Brewing clean, strong and dry?

The Homebrew Forum

Help Support The Homebrew Forum:

This site may earn a commission from merchant affiliate links, including eBay, Amazon, and others.

peppen

New Member
Joined
Oct 23, 2014
Messages
7
Reaction score
0
Location
NULL
Ive got a 20 day old batch of (high quality clear super market apple juice) apple cider that started at 1.106 and that is now down to 1.004 (14% abv roughly. I've used ec1118 campaign yeast ad nutrient. Its been pleased semi dark and between 22-24c. Since its my first big batch I've been tasting it a lot to track the progress but i'm not quit happy with the result. I has of flavours and taste. It as a hint of yeast to the smell and a little funk and unbalanced sweetness to the taste and gives you a headache with in an hour
.
Now do I make it right the next time?

-Dont open the brewing bucket the first 15 days
-Ad the sugar and nutrition in small quantities towards the end of the fermentation
-Place it in absolute darkness
-Keep in koller place (16-17C)

Hit me with your ideas for brewing clean, strong and dry?
 
Patience my young padawan... Patience....

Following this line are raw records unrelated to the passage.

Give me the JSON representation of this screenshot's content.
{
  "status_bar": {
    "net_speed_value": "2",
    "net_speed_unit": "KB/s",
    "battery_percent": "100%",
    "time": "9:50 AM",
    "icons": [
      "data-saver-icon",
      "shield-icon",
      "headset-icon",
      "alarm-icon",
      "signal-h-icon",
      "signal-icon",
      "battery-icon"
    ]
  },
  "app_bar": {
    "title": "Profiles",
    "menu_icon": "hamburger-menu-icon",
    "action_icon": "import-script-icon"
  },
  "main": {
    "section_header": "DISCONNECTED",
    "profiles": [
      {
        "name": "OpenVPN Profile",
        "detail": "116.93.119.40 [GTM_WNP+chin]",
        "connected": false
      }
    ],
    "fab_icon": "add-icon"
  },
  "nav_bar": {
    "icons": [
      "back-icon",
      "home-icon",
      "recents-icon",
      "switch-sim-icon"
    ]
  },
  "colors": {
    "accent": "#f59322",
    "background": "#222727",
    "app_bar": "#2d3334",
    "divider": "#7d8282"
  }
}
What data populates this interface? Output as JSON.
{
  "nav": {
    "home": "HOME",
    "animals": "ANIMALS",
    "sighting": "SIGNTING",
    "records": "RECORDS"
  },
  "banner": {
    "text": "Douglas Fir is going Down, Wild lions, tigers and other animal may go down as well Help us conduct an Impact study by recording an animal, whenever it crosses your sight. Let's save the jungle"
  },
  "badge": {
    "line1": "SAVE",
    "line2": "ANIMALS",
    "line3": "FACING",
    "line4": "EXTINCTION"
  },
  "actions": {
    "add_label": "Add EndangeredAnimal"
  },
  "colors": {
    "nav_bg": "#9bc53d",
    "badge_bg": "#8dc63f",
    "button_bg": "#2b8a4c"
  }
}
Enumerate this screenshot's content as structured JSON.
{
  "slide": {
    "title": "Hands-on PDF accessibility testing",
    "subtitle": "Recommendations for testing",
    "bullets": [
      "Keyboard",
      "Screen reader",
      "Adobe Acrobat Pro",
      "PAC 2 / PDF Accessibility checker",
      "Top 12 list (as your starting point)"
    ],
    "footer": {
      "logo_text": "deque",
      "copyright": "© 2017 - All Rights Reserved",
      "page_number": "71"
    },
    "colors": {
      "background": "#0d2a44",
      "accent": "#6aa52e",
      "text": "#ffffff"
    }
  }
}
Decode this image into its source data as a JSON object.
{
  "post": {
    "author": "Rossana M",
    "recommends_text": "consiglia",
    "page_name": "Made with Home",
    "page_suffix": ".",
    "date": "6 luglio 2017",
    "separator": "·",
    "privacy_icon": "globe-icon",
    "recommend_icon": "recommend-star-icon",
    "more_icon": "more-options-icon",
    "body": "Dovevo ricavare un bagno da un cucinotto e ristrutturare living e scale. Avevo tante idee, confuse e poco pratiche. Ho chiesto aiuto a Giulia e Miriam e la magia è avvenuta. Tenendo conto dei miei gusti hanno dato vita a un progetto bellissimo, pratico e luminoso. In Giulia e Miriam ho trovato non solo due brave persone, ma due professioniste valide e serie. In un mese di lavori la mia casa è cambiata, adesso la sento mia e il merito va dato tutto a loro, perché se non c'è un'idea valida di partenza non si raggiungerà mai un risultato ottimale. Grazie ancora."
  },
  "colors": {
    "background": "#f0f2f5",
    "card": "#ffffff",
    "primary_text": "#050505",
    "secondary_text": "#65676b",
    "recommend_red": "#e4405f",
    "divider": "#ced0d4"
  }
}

Transfer it from the yeast cake to a fresh sanitised demijohn and wait...
Seeing your ABV I'd say at least 2 months, but up to six....
Taste it again and be wowed....

Patience is the key here... Give it time to mature, if you can store it cooler during this time that would be perfect...
 
@Roddy
Thats 20 l of apple juice, 2 l concentrate and 3 kg of sugar.

@Dutch
You are right. Its down to 998 now and the funk is gone, yeast smell has reduced substantially and sweetness as well.